A game of Starships begins much like any of Sid Meier's other simulations. You toggle settings like map size and overall difficulty, then you’re dumped into the galaxy to start expanding your empire. Although rather than picking a nationality you can choose between one of three factions (each with a different bonus that will give them an edge in certain situations), then between one of several leaders (also each with their own bonuses).
On your turn you’ll be able to manage your conquered planets (i.e. build cities, planetary defenses, etc), spend resources to research new and improved technologies, upgrade your fleet of starships, and stop by unconquered planets to complete tasks and gain influence. And any decision you make can have a pretty significant effect on your progress.
There’s a lot to enjoy here, especially for fans of the Civilization series and it’s less dense spinoff. There are many different paths to victory, but you’ll be spending a lot of your time in turn-based tactical combat. Thankfully it works quite well, although I did have a few issues with the controls deciding to perform actions before I tapped a second time to verify. Not so good when your carrier ends up drifting right into the middle of an enemy fleet when you were just trying to take a look around the map.
There are also lots of little visual details in Starships that I’m kind of in love with. Every time you upgrade a ship, its model will change to display the upgraded tech. Whenever you build cities on a planet, you’ll see a network of lights appear on the surface. It doesn’t affect the gameplay at all, but it sure looks cool.
What’s not so cool is the complete lack of a proper tutorial. Aside from simply learning by doing, the only way for you to get any sort of guidance is to constantly tap on the Advice button. This is fine if you can’t decide what to do on your turn but it’s a terrible way to familiarize someone with Starships’ ins and outs. There are several things that simply aren’t explained at all - especially in combat - and it makes those first couple of campaigns a frustrating slog. Figuring out what Battle Cards do is also a pain, since you can only reference them outside of combat in the SpaceOPedia.
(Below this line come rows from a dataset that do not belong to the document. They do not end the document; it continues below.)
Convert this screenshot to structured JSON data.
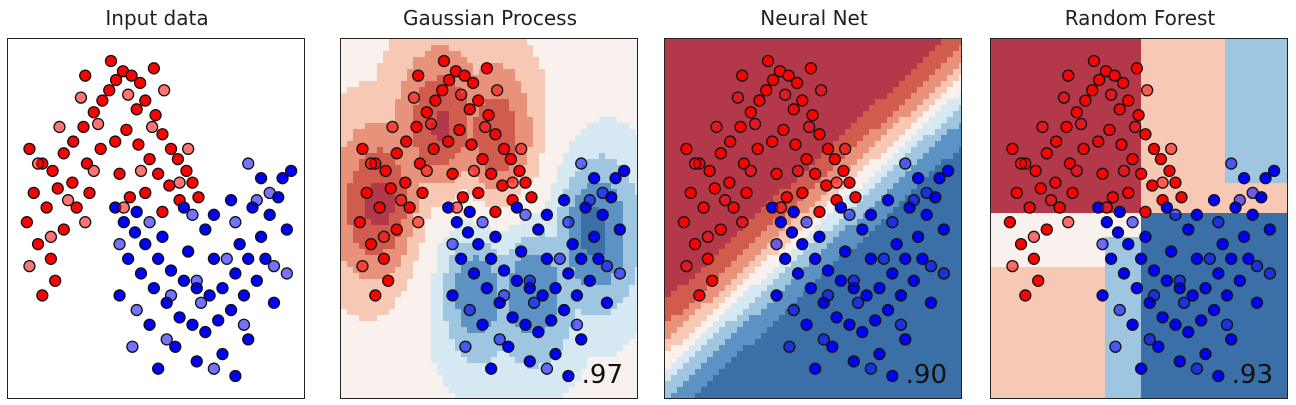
{
  "chart_data": [
    {
      "type": "scatter",
      "title": "Input data",
      "score": "",
      "background": "none",
      "colors": {
        "red": "#ff0000",
        "blue": "#0000ff"
      }
    },
    {
      "type": "scatter",
      "title": "Gaussian Process",
      "score": ".97",
      "background": "smooth-decision-boundary"
    },
    {
      "type": "scatter",
      "title": "Neural Net",
      "score": ".90",
      "background": "diagonal-decision-boundary"
    },
    {
      "type": "scatter",
      "title": "Random Forest",
      "score": ".93",
      "background": "axis-aligned-decision-boundary"
    }
  ],
  "points": {
    "train_red": [
      [
        -0.95,
        0.45
      ],
      [
        -0.8,
        0.35
      ],
      [
        -0.68,
        0.3
      ],
      [
        -0.55,
        0.42
      ],
      [
        -0.44,
        0.5
      ],
      [
        -0.32,
        0.6
      ],
      [
        -0.2,
        0.7
      ],
      [
        -0.1,
        0.78
      ],
      [
        -0.02,
        0.85
      ],
      [
        0.06,
        0.92
      ],
      [
        0.14,
        0.98
      ],
      [
        0.24,
        0.95
      ],
      [
        0.34,
        0.9
      ],
      [
        0.4,
        0.78
      ],
      [
        0.3,
        0.72
      ],
      [
        0.52,
        0.68
      ],
      [
        0.6,
        0.55
      ],
      [
        0.7,
        0.45
      ],
      [
        0.78,
        0.38
      ],
      [
        0.88,
        0.3
      ],
      [
        0.95,
        0.22
      ],
      [
        1.02,
        0.12
      ],
      [
        -0.9,
        0.15
      ],
      [
        -0.75,
        0.05
      ],
      [
        -0.62,
        0.18
      ],
      [
        -0.45,
        0.22
      ],
      [
        -0.28,
        0.35
      ],
      [
        -0.12,
        0.45
      ],
      [
        0.05,
        0.5
      ],
      [
        0.18,
        0.58
      ],
      [
        0.32,
        0.48
      ],
      [
        0.45,
        0.38
      ],
      [
        0.55,
        0.28
      ],
      [
        0.68,
        0.2
      ],
      [
        0.8,
        0.1
      ],
      [
        -0.98,
        -0.05
      ],
      [
        -0.85,
        -0.2
      ],
      [
        -0.7,
        -0.3
      ],
      [
        -0.55,
        -0.1
      ],
      [
        -0.4,
        0.05
      ],
      [
        -0.25,
        0.15
      ],
      [
        0.1,
        0.28
      ],
      [
        0.22,
        0.12
      ],
      [
        0.4,
        0.15
      ],
      [
        0.6,
        0.02
      ],
      [
        -0.65,
        -0.45
      ],
      [
        -0.8,
        -0.55
      ],
      [
        0.0,
        1.05
      ],
      [
        -0.3,
        0.95
      ],
      [
        0.5,
        1.0
      ]
    ],
    "train_blue": [
      [
        0.05,
        0.05
      ],
      [
        0.15,
        -0.05
      ],
      [
        0.28,
        -0.12
      ],
      [
        0.4,
        -0.2
      ],
      [
        0.55,
        -0.3
      ],
      [
        0.7,
        -0.38
      ],
      [
        0.85,
        -0.45
      ],
      [
        1.0,
        -0.5
      ],
      [
        1.15,
        -0.55
      ],
      [
        1.3,
        -0.5
      ],
      [
        1.45,
        -0.4
      ],
      [
        1.6,
        -0.3
      ],
      [
        1.75,
        -0.15
      ],
      [
        1.85,
        0.0
      ],
      [
        1.95,
        0.12
      ],
      [
        2.0,
        0.25
      ],
      [
        0.2,
        -0.3
      ],
      [
        0.35,
        -0.4
      ],
      [
        0.5,
        -0.5
      ],
      [
        0.65,
        -0.6
      ],
      [
        0.8,
        -0.7
      ],
      [
        0.95,
        -0.75
      ],
      [
        1.1,
        -0.8
      ],
      [
        1.25,
        -0.72
      ],
      [
        1.4,
        -0.65
      ],
      [
        1.55,
        -0.55
      ],
      [
        1.7,
        -0.45
      ],
      [
        1.8,
        -0.3
      ],
      [
        0.3,
        0.02
      ],
      [
        0.6,
        -0.15
      ],
      [
        0.9,
        -0.25
      ],
      [
        1.2,
        -0.3
      ],
      [
        1.5,
        -0.2
      ],
      [
        1.65,
        0.05
      ],
      [
        1.4,
        0.1
      ],
      [
        1.1,
        -0.1
      ],
      [
        0.75,
        -0.9
      ],
      [
        1.0,
        -1.0
      ],
      [
        1.3,
        -0.95
      ],
      [
        0.45,
        -0.75
      ],
      [
        1.9,
        -0.6
      ],
      [
        2.05,
        -0.1
      ],
      [
        0.1,
        -0.55
      ],
      [
        1.6,
        -0.85
      ],
      [
        0.85,
        0.05
      ],
      [
        1.75,
        0.25
      ],
      [
        1.2,
        0.0
      ],
      [
        0.55,
        -1.05
      ],
      [
        1.45,
        -1.1
      ],
      [
        2.1,
        0.3
      ]
    ],
    "test_red": [
      [
        -0.6,
        0.6
      ],
      [
        -0.35,
        0.8
      ],
      [
        -0.15,
        0.62
      ],
      [
        0.2,
        0.82
      ],
      [
        0.62,
        0.85
      ],
      [
        -0.85,
        0.35
      ],
      [
        -0.5,
        0.1
      ],
      [
        0.35,
        0.3
      ],
      [
        -0.7,
        -0.15
      ],
      [
        0.8,
        0.22
      ],
      [
        -0.3,
        -0.05
      ],
      [
        0.48,
        0.6
      ],
      [
        -0.95,
        -0.35
      ],
      [
        0.15,
        0.05
      ],
      [
        0.9,
        0.45
      ],
      [
        -0.2,
        0.3
      ]
    ],
    "test_blue": [
      [
        0.1,
        -0.2
      ],
      [
        0.45,
        -0.05
      ],
      [
        0.7,
        -0.55
      ],
      [
        1.05,
        -0.6
      ],
      [
        1.35,
        -0.3
      ],
      [
        1.7,
        0.1
      ],
      [
        1.9,
        -0.35
      ],
      [
        0.3,
        -0.65
      ],
      [
        1.0,
        -0.45
      ],
      [
        1.55,
        -0.75
      ],
      [
        0.65,
        -0.85
      ],
      [
        1.2,
        -1.05
      ],
      [
        1.85,
        0.15
      ],
      [
        2.05,
        -0.4
      ],
      [
        0.95,
        0.0
      ],
      [
        1.6,
        0.35
      ],
      [
        0.25,
        -0.9
      ],
      [
        1.45,
        -0.05
      ]
    ]
  }
}
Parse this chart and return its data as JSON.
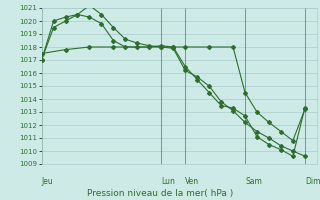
{
  "xlabel": "Pression niveau de la mer( hPa )",
  "ylim": [
    1009,
    1021
  ],
  "yticks": [
    1009,
    1010,
    1011,
    1012,
    1013,
    1014,
    1015,
    1016,
    1017,
    1018,
    1019,
    1020,
    1021
  ],
  "background_color": "#ceeae6",
  "grid_color": "#aaccc8",
  "line_color": "#2d6e2d",
  "tick_label_color": "#2d6e2d",
  "x_day_labels": [
    "Jeu",
    "Lun",
    "Ven",
    "Sam",
    "Dim"
  ],
  "x_day_positions": [
    0.0,
    5.0,
    6.0,
    8.5,
    11.0
  ],
  "xlim": [
    0,
    11.5
  ],
  "line1_x": [
    0,
    0.5,
    1.0,
    1.5,
    2.0,
    2.5,
    3.0,
    3.5,
    4.0,
    4.5,
    5.0,
    5.5,
    6.0,
    6.5,
    7.0,
    7.5,
    8.0,
    8.5,
    9.0,
    9.5,
    10.0,
    10.5,
    11.0
  ],
  "line1_y": [
    1017.0,
    1019.5,
    1020.0,
    1020.5,
    1021.2,
    1020.5,
    1019.5,
    1018.6,
    1018.3,
    1018.1,
    1018.0,
    1017.9,
    1016.2,
    1015.7,
    1015.0,
    1013.8,
    1013.1,
    1012.2,
    1011.5,
    1011.0,
    1010.4,
    1010.0,
    1009.6
  ],
  "line2_x": [
    0,
    0.5,
    1.0,
    1.5,
    2.0,
    2.5,
    3.0,
    3.5,
    4.5,
    5.0,
    5.5,
    6.0,
    6.5,
    7.0,
    7.5,
    8.0,
    8.5,
    9.0,
    9.5,
    10.0,
    10.5,
    11.0
  ],
  "line2_y": [
    1017.0,
    1020.0,
    1020.3,
    1020.5,
    1020.3,
    1019.8,
    1018.5,
    1018.0,
    1018.0,
    1018.1,
    1018.0,
    1016.5,
    1015.5,
    1014.5,
    1013.5,
    1013.3,
    1012.7,
    1011.1,
    1010.5,
    1010.1,
    1009.6,
    1013.3
  ],
  "line3_x": [
    0,
    1.0,
    2.0,
    3.0,
    4.0,
    5.0,
    5.5,
    6.0,
    7.0,
    8.0,
    8.5,
    9.0,
    9.5,
    10.0,
    10.5,
    11.0
  ],
  "line3_y": [
    1017.5,
    1017.8,
    1018.0,
    1018.0,
    1018.0,
    1018.0,
    1018.0,
    1018.0,
    1018.0,
    1018.0,
    1014.5,
    1013.0,
    1012.2,
    1011.5,
    1010.8,
    1013.2
  ]
}
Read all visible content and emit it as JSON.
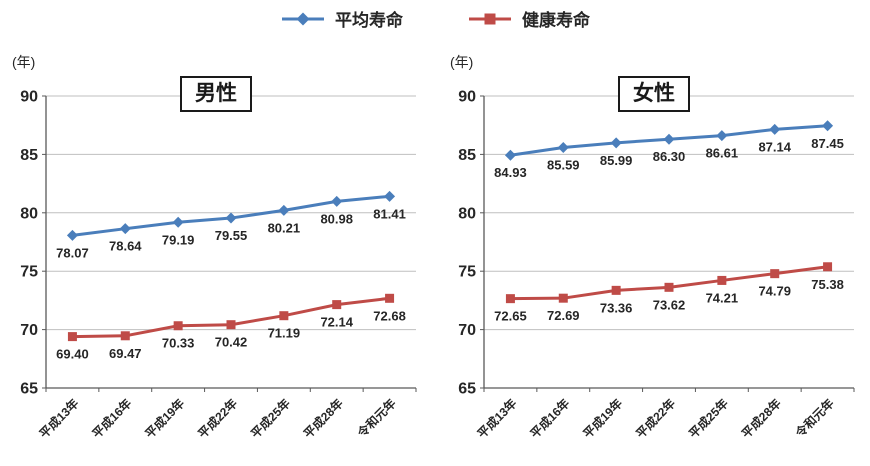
{
  "legend": {
    "items": [
      {
        "label": "平均寿命",
        "color": "#4a7ebb",
        "marker": "diamond"
      },
      {
        "label": "健康寿命",
        "color": "#bf4b47",
        "marker": "square"
      }
    ]
  },
  "chart_data": [
    {
      "type": "line",
      "title": "男性",
      "unit_label": "(年)",
      "categories": [
        "平成13年",
        "平成16年",
        "平成19年",
        "平成22年",
        "平成25年",
        "平成28年",
        "令和元年"
      ],
      "ylim": [
        65,
        90
      ],
      "ytick_step": 5,
      "grid": true,
      "legend_position": "top",
      "series": [
        {
          "name": "平均寿命",
          "color": "#4a7ebb",
          "marker": "diamond",
          "values": [
            78.07,
            78.64,
            79.19,
            79.55,
            80.21,
            80.98,
            81.41
          ]
        },
        {
          "name": "健康寿命",
          "color": "#bf4b47",
          "marker": "square",
          "values": [
            69.4,
            69.47,
            70.33,
            70.42,
            71.19,
            72.14,
            72.68
          ]
        }
      ]
    },
    {
      "type": "line",
      "title": "女性",
      "unit_label": "(年)",
      "categories": [
        "平成13年",
        "平成16年",
        "平成19年",
        "平成22年",
        "平成25年",
        "平成28年",
        "令和元年"
      ],
      "ylim": [
        65,
        90
      ],
      "ytick_step": 5,
      "grid": true,
      "legend_position": "top",
      "series": [
        {
          "name": "平均寿命",
          "color": "#4a7ebb",
          "marker": "diamond",
          "values": [
            84.93,
            85.59,
            85.99,
            86.3,
            86.61,
            87.14,
            87.45
          ]
        },
        {
          "name": "健康寿命",
          "color": "#bf4b47",
          "marker": "square",
          "values": [
            72.65,
            72.69,
            73.36,
            73.62,
            74.21,
            74.79,
            75.38
          ]
        }
      ]
    }
  ]
}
The lack of multiplayer might also be a deal-breaker for some. I certainly didn't miss it, but I know lots of people like to play Civilization against each other and they'll no doubt be disappointed that they can't do the same here. Not being able to face-off against other players doesn't really detract from the fun, though.
Once the aggravating “figure it out for yourself” phase is over though, Sid Meier’s Starships is lots of fun. It’s a great revamp of the Civilization formula and, much like most other Sid Meier games, is almost endlessly replayable. So if you like strategy, Sid Meier, and/or spaceships, you might want to give it a try.